In business, risk analysis can be used to your advantage to ensure that an action your company is taking will have as little risk as possible. But what is the clear definition of risk analysis? In this short article, we look to answer that for you, as well as shred some light on some of the ways you can use risk analysis in your company.

Risk analysis is the review of any particular risks that may be associated with an event or action. It can be applied to work projects, security issues, any IT systems your company may be running, as well as the risk of certain events. You could even calculate the risk of hiring or firing certain individuals, based on an algorithm that looks at their skills and past performances.

When a company or individual starts the process of a risk analysis, they must first consider what could go wrong with the event or process that they’re writing the risk analysis for. A risk analysis will attempt to estimate the extent of the impact that will be made when the event in question happens, as well as the likelihood of the event, itself, actually occurring.

A risk analysis can be either quantitative or qualitative.

A quantitative risk analysis is build on a model which uses simulation or deterministic statistics to assign numerical values to the risk that would occur. The inputs fed into the risk model are typically assumptions and random variables. For any given input, the model will calculate various outcomes, and these outcomes can be plotted onto a graph, or used for scenario analysis by risk managers.

A small note before we continue: A risk manager is an individual typically in the financial world who attempts to analyse potential losses in investment. They then take the appropriate action based on their findings.

Qualitative risk analysis does not identify or evaluate risks with numerical ratings, it involves a written definition of the risk’s uncertainties, an evaluation of the impact the risk could make if it was carried out, and countermeasure plans in case of a negative impact.

Both types of risk analysis have their merits, and any business or company of any size should have a minimal risk analysis in place. Once potential threats are identified, the risks that come from those threats need to have measures in place to ensure that if there is any fallout from the risk event, the company will not suffer too badly.

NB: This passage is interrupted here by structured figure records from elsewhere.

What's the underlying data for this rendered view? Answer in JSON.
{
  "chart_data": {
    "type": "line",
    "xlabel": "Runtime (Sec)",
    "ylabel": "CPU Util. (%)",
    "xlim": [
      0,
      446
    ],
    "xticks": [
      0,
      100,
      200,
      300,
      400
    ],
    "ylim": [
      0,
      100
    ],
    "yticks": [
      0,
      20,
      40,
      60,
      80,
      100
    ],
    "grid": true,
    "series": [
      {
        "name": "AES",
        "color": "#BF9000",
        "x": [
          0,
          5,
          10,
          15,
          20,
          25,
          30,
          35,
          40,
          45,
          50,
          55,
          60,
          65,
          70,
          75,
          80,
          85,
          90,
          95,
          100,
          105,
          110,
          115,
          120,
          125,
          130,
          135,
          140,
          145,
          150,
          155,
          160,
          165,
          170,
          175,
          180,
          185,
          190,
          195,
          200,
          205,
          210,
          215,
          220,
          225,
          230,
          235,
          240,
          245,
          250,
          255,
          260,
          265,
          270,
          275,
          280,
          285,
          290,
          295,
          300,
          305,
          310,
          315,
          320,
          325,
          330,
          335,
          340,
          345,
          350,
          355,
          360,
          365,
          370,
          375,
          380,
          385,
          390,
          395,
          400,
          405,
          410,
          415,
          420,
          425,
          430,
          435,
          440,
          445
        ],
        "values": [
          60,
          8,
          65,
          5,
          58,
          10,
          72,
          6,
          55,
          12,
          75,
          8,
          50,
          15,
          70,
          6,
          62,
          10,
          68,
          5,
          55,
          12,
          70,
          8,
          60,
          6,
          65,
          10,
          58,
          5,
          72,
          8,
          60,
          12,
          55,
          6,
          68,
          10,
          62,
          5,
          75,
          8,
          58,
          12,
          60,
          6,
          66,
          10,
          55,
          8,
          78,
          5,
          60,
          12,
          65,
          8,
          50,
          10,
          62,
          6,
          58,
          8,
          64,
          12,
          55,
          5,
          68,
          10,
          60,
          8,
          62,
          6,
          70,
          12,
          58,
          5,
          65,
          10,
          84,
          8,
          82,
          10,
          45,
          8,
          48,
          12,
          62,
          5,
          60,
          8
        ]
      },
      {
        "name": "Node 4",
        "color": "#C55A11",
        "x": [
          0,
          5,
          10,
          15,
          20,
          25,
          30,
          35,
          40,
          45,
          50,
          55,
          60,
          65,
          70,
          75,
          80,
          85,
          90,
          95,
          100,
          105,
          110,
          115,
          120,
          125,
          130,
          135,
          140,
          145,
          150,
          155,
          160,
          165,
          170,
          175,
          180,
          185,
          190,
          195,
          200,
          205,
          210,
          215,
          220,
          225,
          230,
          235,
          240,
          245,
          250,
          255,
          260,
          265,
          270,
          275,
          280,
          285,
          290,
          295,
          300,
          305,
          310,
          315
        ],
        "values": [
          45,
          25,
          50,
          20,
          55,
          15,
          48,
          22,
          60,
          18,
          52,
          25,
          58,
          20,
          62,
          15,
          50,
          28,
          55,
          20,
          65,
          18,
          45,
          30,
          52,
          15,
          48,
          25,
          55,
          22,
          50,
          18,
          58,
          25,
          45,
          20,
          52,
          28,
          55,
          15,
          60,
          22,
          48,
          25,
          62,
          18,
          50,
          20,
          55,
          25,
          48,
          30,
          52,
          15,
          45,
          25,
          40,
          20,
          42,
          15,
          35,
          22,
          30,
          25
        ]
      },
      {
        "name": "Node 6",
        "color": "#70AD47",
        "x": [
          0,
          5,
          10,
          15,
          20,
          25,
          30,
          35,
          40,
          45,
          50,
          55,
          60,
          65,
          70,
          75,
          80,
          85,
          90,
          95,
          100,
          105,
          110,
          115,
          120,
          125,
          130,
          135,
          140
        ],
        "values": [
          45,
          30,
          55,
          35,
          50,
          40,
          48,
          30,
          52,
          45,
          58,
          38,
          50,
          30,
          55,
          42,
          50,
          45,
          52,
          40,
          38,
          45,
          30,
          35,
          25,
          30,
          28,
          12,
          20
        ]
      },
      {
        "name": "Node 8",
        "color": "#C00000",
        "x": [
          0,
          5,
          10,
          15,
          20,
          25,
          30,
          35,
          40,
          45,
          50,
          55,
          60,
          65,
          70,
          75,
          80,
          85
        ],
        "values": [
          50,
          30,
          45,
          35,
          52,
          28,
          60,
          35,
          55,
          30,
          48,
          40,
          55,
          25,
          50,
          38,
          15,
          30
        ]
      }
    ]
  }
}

Risk can come from anywhere in a company; there can be security risks from a company’s IT system, risk of hiring new employees, risk of a manger deciding to leave etc. The best course of action a company can take if they are concerned about risk is to make an itemised list which includes their concerns for future risks (especially if there are any large plans in the works), and start managing the risks before they have the change to occur. Financial risks, in particular, could be devastating for a company.